Je pense qu’elle est pertinente. L’esclavage et les abus perpétrés à l’encontre des migrants existent un peu partout, en Europe, aux États-Unis et dans les pays du Golfe, certes. Mais les millions d’Africains réduits à l’esclavage et transportés aux Amériques pendant des siècles ont laissé une trace très profonde. Aujourd’hui encore, il est question de réparations. Le fait de voir un marché d’esclaves africains noirs touche beaucoup de personnes et pas seulement des Africains. Ces images nous ramènent deux siècles en arrière. C’est tout à fait normal que la question devienne émotionnelle, même si la vraie question à mon sens est celle-ci : comment utiliser la pire des situations qu’on ait vue pour enfin ouvrir les yeux, faire face à la réalité et discuter d’une politique migratoire rationnelle ? Même Jean-Claude Juncker a affirmé qu’il faut plus de voies légales pour arriver en Europe.

 

Un pays africain se distingue-t-il dans le traitement de la question de la migration clandestine ?

Pour la plupart des pays, la question est posée dans les bons termes : comment élaborer des stratégies efficaces pour prévenir les jeunes et faire en sorte qu’ils ne prennent pas ces risques ? La volonté existe certainement, de même que les financements, avec le Fonds fiduciaire de l’UE. Les solutions n’en restent pas moins complexes. On se tourne vers les jeunes. Il leur appartient, je crois, de nous dire ce qui peut marcher. Les jeunes que nous aidons à sortir de Libye sont les premiers porteurs de messages crédibles pour leurs pairs. Au final, il faut bien sûr permettre à ces jeunes de trouver plus d’emplois, plus d’opportunités.

 

Quid des bailleurs de fonds ?

Pour l’instant, ils ont en général les bonnes priorités puisqu’il s’agit de créer des emplois dans la région. D’ailleurs, si on veut vraiment s’attaquer au problème de la migration, la priorité doit porter sur la création d’emplois plus que la sécurité des frontières, qui n’est pas une solution.

 

Y a-t-il un changement générationnel au Sénégal où beaucoup des jeunes refusent l’émigration et deviennent des modèles ?

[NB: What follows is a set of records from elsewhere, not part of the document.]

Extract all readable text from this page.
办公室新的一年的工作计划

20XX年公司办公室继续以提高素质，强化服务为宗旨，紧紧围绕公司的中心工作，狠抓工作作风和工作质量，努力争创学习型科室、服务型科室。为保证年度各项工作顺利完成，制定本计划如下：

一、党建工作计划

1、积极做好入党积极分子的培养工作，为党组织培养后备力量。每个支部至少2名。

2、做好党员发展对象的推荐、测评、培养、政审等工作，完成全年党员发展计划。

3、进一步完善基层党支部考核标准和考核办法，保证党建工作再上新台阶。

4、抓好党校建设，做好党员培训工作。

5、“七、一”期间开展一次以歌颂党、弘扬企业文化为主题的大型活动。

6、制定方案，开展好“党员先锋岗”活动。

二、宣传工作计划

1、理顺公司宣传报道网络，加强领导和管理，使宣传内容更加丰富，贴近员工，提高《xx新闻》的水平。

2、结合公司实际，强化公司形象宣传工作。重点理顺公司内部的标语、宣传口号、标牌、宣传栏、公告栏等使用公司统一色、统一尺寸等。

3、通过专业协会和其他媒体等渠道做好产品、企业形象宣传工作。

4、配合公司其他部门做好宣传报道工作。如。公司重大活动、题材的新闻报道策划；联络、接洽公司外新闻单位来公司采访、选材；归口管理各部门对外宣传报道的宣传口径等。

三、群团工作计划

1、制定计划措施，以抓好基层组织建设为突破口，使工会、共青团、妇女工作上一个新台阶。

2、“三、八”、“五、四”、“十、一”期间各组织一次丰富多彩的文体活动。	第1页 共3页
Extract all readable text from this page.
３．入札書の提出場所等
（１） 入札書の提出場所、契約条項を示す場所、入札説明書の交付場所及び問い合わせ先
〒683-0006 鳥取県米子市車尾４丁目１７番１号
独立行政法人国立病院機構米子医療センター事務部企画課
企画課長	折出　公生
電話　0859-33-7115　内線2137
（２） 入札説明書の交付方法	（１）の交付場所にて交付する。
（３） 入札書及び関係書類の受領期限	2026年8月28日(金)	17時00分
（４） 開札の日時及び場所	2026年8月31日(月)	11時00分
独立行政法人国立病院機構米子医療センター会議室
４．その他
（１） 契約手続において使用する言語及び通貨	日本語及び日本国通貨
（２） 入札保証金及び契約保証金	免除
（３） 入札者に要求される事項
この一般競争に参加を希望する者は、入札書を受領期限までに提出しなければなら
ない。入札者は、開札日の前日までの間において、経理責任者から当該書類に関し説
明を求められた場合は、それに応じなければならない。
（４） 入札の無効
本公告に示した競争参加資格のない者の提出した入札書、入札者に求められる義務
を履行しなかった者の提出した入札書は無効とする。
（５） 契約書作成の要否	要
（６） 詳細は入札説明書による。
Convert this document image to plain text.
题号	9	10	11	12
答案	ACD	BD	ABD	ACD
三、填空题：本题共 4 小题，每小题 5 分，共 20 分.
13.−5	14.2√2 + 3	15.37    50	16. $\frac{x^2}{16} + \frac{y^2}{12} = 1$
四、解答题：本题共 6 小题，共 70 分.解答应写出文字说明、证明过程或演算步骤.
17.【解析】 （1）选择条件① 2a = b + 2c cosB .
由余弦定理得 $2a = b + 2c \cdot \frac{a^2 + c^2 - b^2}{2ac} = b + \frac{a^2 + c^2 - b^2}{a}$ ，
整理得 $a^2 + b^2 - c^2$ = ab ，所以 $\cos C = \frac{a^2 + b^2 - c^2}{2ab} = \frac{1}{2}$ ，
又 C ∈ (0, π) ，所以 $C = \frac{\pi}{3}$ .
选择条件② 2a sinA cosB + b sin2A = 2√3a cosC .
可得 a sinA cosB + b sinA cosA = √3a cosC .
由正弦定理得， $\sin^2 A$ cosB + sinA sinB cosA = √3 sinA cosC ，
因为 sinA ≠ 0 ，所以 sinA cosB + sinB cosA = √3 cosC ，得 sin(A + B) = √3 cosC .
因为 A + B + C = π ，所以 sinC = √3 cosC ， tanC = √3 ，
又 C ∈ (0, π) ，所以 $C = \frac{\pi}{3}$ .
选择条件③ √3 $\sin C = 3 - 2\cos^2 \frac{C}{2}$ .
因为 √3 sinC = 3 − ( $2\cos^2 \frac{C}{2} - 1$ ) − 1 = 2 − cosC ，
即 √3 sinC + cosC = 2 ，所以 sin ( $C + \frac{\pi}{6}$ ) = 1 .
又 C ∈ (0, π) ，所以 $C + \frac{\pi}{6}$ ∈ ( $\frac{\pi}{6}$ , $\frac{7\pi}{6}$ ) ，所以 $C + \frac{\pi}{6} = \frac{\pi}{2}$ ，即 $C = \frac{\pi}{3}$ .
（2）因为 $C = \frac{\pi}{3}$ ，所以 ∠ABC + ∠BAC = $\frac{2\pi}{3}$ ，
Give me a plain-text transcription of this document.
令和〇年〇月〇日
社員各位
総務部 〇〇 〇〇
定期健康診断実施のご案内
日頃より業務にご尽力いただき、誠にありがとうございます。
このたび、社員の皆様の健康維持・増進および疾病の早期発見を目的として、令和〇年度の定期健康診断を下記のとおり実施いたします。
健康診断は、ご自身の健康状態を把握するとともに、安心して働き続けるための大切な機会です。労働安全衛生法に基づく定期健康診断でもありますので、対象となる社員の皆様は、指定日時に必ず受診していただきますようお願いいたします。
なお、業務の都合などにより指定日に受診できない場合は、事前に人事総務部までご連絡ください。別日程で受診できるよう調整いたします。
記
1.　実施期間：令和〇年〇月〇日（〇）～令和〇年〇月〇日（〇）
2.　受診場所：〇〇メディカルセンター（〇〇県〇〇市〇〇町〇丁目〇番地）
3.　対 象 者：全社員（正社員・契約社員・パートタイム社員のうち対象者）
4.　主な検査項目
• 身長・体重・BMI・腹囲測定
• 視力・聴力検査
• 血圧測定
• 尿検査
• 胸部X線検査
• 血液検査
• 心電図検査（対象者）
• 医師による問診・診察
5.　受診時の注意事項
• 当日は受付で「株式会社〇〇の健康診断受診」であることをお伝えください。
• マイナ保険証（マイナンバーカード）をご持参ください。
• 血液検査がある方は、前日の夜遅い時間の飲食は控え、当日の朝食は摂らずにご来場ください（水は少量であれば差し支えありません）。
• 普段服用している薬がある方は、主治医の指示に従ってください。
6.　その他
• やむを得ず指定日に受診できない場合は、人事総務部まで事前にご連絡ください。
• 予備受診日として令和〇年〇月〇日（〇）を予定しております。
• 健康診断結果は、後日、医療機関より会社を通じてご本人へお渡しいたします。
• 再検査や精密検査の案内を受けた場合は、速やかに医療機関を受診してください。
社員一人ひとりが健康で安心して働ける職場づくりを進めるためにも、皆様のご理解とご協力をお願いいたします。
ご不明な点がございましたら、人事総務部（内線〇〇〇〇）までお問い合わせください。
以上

Les role models sont très importants, mais je ne suis pas convaincu qu’on ait étudié leur impact réel. Des élites peuvent parvenir à leurs fins dans leur pays, alors que les mêmes parcours semblent difficiles à accomplir pour la majorité de leurs compatriotes.

Le phénomène global de la course à l’argent facile représente peut-être l’un des problèmes. Tout le monde veut réussir et y arriver très vite, un désir amplifié par les nouvelles technologies. Les artisans ont du mal à trouver des apprentis, car ce statut n’est pas gratifiant ni lucratif au début, même s’il permet plus tard d’avoir son entreprise, de nourrir une famille et de scolariser les enfants.

 

 

Les opinions exprimées dans ce blog sont celles des auteurs et ne reflètent pas forcément la position officielle de leur institution ni celle de l’AFD.